It’s Booker season again. Which means it it’s also time for the Not the Booker Prize and the Nobel Prize for Literature is just around the corner. We’re in the middle of literary award season. The bookish internet is all a-twitter with speculation and debate about who will win and who was snubbed and who deserved to win. I find it exhausting and frustrating, more so every time awards season rolls around. Mostly because my favorites hardly ever win.
NPR reporter Colin Dwyer published a short article about Namwali Serpell, who recently won the Caine Prize, that brought up new problems with literary prizes. Serpell announced that she would split the prize money with the other nominees if she won the award, which is given to recognize “the best original short story by an African writer, whether in Africa or elsewhere, published in the English language” (Wikipedia). Serpell said, “And it just felt weird and sad that we were now going to be pitted against each other in some kind of battle royal. I think, for the writers obviously, literature’s not a competitive sport.” Elnathan John told The Guardian, “I would prefer not to be a spokesperson at all. Whether for Africa or African writing” (quoted by Dwyer).

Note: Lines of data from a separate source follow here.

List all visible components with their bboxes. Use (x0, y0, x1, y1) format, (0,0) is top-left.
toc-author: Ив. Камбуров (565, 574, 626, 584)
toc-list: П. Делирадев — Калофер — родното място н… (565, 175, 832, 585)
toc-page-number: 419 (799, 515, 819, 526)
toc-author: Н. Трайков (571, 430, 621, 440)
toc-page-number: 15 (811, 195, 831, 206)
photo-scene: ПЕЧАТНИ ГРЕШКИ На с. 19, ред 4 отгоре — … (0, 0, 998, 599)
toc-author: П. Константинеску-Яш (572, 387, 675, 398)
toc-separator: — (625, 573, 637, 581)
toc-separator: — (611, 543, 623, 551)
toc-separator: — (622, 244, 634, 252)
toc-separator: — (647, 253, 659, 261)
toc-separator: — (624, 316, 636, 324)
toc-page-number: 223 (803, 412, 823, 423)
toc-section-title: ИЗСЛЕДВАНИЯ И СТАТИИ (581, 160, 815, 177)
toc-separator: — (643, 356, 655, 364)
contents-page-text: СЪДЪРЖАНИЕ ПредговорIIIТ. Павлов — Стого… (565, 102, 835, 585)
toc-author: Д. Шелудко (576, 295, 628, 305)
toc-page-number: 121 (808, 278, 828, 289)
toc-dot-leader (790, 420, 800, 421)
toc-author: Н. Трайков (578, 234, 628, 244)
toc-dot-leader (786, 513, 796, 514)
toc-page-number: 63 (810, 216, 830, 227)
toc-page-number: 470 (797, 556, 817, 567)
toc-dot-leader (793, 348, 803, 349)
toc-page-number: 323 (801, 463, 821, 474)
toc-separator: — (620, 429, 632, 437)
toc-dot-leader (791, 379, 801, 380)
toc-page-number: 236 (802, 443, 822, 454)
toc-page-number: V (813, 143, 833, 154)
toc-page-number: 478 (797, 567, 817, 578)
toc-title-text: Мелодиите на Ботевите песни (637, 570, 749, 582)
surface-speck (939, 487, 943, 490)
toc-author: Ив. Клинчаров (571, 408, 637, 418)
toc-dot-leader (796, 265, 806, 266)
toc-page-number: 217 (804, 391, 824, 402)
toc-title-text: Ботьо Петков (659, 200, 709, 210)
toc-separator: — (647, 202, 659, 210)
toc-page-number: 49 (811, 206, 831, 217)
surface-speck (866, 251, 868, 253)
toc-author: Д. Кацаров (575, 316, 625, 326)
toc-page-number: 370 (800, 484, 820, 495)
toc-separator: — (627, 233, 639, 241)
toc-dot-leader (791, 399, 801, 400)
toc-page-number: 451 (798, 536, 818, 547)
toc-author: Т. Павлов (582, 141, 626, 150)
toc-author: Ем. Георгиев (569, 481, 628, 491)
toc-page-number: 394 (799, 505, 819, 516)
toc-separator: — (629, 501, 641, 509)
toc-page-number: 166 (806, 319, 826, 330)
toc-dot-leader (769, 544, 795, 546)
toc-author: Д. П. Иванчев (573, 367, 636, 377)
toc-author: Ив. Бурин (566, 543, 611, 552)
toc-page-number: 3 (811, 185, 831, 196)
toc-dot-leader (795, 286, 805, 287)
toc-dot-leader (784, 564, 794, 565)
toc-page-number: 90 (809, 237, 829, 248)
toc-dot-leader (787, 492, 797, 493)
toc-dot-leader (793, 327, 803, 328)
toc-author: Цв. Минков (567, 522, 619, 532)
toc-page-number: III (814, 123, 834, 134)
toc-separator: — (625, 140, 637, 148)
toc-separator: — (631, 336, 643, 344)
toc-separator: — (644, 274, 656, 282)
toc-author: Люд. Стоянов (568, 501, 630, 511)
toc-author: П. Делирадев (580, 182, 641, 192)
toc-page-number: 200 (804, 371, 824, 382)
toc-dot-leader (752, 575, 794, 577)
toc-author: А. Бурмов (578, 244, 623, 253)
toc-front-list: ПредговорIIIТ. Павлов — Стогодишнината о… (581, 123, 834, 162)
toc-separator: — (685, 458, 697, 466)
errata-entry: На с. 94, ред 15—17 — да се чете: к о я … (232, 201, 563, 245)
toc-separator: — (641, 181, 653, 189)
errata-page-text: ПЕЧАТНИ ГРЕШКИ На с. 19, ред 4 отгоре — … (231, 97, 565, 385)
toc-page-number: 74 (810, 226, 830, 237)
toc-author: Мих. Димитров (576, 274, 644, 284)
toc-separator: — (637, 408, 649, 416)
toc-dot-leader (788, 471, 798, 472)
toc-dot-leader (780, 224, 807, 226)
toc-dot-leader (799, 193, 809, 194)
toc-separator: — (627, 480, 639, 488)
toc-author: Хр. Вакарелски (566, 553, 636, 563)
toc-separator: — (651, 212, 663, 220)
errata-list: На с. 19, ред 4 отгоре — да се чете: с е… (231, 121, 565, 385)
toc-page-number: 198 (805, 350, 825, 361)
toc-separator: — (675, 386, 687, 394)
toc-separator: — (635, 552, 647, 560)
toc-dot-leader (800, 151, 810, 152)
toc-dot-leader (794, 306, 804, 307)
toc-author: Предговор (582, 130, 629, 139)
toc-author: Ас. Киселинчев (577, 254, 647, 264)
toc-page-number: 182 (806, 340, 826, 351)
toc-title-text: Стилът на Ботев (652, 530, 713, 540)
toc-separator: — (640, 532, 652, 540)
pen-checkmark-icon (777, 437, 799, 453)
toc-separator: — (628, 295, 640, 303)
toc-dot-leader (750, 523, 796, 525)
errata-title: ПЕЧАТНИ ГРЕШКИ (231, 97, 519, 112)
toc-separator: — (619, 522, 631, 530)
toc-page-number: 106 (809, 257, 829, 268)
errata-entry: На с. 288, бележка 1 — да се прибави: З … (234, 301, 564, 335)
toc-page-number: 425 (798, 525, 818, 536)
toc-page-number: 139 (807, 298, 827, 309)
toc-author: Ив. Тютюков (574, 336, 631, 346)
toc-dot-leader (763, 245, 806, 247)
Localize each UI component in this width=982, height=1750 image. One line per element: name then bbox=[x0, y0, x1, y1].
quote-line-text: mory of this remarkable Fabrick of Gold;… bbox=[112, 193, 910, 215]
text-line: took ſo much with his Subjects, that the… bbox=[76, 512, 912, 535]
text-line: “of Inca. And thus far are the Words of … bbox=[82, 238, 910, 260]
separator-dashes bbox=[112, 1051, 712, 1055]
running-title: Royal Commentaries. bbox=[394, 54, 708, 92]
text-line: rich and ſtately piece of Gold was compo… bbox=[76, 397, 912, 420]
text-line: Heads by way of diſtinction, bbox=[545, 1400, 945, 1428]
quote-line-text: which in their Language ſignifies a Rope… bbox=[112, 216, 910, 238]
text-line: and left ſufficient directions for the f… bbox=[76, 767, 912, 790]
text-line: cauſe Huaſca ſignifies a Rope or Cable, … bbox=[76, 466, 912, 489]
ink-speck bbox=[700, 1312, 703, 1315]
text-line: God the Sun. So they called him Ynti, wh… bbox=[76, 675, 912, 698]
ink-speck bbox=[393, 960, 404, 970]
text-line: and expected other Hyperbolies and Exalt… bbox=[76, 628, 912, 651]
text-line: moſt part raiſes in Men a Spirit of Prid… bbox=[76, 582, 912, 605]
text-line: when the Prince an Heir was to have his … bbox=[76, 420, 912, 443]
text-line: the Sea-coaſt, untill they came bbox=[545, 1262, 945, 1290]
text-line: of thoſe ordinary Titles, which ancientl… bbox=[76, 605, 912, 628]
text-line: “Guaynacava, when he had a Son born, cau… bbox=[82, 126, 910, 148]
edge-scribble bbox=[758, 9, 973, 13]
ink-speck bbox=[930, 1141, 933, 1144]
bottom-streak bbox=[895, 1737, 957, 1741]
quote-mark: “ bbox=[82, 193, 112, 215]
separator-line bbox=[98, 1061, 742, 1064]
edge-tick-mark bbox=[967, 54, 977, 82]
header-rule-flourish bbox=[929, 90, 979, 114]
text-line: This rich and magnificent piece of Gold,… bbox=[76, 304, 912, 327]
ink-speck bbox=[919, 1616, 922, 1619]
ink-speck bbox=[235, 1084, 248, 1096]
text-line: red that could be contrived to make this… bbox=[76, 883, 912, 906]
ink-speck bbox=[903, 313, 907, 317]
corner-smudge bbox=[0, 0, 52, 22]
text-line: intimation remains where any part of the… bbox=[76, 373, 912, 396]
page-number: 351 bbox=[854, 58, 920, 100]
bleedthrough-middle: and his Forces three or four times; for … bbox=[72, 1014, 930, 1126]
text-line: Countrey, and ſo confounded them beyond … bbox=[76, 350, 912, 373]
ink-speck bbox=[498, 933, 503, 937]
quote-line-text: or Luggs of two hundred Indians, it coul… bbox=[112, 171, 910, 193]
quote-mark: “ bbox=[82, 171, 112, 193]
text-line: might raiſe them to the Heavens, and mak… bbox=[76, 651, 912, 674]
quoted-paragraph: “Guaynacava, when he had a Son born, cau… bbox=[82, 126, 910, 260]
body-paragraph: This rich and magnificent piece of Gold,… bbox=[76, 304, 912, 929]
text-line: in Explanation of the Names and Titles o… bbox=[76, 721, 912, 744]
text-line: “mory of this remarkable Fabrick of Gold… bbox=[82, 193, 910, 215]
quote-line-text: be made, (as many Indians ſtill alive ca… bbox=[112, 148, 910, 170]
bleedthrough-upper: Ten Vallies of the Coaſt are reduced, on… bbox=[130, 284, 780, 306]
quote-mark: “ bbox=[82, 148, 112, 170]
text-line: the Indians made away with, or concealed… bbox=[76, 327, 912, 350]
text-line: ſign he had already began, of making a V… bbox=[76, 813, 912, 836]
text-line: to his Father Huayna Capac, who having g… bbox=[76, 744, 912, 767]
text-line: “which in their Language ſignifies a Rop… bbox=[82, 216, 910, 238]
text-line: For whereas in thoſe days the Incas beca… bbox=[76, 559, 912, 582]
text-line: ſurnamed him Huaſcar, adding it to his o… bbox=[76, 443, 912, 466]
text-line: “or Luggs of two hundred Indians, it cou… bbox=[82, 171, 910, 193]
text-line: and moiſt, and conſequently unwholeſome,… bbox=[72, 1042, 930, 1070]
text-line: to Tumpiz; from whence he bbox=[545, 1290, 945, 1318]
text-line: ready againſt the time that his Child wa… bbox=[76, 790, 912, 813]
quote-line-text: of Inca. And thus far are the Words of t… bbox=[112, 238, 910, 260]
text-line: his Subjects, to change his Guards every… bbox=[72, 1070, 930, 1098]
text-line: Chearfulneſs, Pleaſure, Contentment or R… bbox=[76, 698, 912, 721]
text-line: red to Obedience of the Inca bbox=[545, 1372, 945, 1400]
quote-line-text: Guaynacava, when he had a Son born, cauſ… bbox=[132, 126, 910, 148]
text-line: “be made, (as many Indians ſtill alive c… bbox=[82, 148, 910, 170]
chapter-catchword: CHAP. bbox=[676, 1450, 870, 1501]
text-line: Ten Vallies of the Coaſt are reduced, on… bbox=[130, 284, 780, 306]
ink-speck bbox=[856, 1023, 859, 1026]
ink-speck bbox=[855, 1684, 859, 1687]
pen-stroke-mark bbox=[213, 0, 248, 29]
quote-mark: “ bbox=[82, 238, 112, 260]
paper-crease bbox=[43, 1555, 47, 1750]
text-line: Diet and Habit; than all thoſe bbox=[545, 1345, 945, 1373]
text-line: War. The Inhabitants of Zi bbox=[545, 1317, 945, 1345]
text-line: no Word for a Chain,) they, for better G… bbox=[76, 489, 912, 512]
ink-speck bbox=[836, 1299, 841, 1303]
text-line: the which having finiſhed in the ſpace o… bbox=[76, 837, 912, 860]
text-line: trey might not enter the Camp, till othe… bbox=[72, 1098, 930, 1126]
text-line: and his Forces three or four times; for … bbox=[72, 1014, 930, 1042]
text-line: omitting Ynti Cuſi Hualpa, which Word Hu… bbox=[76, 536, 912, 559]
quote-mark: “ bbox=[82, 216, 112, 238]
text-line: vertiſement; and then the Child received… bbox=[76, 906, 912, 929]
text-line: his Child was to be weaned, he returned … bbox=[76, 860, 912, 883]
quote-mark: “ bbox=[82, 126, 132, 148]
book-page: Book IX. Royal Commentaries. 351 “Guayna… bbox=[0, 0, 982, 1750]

I don’t know how much bad blood springs from literary prizes between authors, but I absolutely agree with Serpell’s point that literature is not a competitive sport. How can one story or novel or poem be “better” than another to the point where one wins a prize and another doesn’t? The slates of nominees can be so diverse in terms of styles and content that even comparing them seems like a disservice. John’s comment about not wanting to be a spokesperson, I think, justifies my thought about the impossibility of judging one text to be objectively better than another. How can judges say that their choice of winner is the best short story by all African writers that year? Or the judges of the Baileys Prize picking the best book by a woman writing in English? That would be a big burden to carry for a year.